# One Minute Wwise | Simple Sound Positioning

Learn how to position sounds (2D and 3D) in your game with Wwise. Use Balance Fade, Steering, Automation, or Attenuation Spread to define the use of channels. No Commercials, no lengthy introductions - just "Wwiser" in about a minute.

How is Listener with Automation different from Emitter?
- The sound will automate relative to the listener, like flies buzzing around your head.
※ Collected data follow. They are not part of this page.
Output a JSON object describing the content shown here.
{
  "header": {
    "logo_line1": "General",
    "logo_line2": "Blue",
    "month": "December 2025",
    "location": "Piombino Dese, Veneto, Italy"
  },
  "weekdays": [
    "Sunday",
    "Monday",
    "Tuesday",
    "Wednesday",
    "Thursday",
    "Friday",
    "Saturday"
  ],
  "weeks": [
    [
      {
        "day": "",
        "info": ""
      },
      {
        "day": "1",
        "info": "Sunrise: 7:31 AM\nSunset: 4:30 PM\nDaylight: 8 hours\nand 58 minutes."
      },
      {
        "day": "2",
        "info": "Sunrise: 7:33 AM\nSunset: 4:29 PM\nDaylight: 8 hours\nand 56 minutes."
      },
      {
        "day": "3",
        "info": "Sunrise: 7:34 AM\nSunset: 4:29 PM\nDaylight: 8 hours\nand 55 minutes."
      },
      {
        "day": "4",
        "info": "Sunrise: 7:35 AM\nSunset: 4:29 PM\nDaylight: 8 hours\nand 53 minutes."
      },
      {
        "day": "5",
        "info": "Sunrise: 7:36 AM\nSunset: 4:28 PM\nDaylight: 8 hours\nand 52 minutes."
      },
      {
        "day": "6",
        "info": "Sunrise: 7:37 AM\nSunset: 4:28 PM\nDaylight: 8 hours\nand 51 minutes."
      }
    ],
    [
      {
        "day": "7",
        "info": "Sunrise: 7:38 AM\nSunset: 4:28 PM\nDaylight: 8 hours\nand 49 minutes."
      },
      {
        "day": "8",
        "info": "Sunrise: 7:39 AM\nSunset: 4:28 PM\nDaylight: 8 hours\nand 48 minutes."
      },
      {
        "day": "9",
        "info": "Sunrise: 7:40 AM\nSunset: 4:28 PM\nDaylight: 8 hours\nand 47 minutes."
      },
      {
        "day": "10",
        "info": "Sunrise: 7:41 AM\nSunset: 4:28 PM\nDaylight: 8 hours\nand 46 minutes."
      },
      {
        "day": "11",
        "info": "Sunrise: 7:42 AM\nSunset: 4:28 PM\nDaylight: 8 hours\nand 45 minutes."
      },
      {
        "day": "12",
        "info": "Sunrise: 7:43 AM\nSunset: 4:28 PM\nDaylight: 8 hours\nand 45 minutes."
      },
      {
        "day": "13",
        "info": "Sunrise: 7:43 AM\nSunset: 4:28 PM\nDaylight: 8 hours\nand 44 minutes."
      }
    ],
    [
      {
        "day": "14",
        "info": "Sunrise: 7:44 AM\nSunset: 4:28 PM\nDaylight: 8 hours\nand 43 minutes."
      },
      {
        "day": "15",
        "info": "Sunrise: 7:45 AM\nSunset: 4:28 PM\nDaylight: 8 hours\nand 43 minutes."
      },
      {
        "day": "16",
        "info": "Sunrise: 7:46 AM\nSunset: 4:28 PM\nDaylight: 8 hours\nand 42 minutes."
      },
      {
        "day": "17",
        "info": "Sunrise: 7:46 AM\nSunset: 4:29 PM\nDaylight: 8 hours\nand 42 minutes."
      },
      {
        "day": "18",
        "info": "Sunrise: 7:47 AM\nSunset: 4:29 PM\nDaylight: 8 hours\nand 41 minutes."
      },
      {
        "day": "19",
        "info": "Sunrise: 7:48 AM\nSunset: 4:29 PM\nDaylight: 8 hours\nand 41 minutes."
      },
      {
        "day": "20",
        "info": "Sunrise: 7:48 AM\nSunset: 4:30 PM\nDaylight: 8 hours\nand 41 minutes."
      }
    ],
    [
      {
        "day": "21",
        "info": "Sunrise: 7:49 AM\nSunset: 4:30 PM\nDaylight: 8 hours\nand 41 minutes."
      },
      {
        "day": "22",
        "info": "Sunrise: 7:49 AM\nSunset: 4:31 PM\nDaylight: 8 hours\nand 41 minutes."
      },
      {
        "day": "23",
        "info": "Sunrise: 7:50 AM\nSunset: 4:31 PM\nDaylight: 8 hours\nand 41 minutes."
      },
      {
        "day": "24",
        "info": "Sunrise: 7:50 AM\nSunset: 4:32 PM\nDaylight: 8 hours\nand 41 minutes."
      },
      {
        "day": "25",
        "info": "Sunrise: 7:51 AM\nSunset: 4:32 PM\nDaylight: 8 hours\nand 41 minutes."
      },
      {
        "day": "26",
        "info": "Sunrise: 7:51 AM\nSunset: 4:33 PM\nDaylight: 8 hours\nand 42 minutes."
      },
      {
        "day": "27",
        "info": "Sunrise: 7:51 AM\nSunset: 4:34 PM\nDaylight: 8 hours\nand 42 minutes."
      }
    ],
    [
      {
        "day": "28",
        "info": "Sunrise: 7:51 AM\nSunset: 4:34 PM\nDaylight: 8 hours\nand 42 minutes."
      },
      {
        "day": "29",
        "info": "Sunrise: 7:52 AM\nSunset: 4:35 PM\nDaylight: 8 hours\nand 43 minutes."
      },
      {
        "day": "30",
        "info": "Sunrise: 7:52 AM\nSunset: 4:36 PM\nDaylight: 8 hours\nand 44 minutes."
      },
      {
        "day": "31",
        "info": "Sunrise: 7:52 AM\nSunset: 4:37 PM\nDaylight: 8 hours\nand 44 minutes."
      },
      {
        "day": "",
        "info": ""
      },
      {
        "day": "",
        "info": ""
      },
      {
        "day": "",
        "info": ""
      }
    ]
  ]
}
Emitter is relative to the object, like bees flying around a beehive.

Resources:
- Wwise-101 | 3D Spatialization: https://www.audiokinetic.com/courses/wwise101/?source=wwise101&id=using_3d_game_defined#read
- Working with 3D Objects: https://www.audiokinetic.com/library/edge/?source=Help&id=working_with_3d_objects
- Steering: https://www.audiokinetic.com/library/edge/?source=Help&id=steering_paRonner_illustrated
- Attenuation Curve Spread: https://www.audiokinetic.com/library/edge/?source=Help&id=defining_attenuation_curves_for_various_object_properties#wwise_properties_for_attenuation_curves_list
- Wwise/Unity Position, Attenuation, and Profiling: https://youtu.be/RoUUdfInrTs

Let's go through a few simple ways to position sounds with Wwise. For demonstration's sake, we'll use this looping sound with noticeably different channels. Let's begin.
After import, the default will be Direct Assignment, meaning no positioning is applied, but here we can use Balance Fade to focus on certain channels or steer (Steering) all channels into a certain direction. This, however, is not actual positioning but merely sending more of this sound into a certain channel, so let's add it to 3D space.
Start by telling Wwise that this object, will act as the emitter. Then put it in a 3D space. And let's also automate the sound, relative to the emitter. This will slightly offset the sound from where it's positioned in the game, so it sounds like it's moving around in that area. However, this sound already has birds positioned left and right, so let's leverage the multiple channels instead. So remove the automation, let the sound attenuate on distance, and then add some spread, so when distant both channels will come from the same point, but as you get closer the channels will proportionally surround the listener. That's it.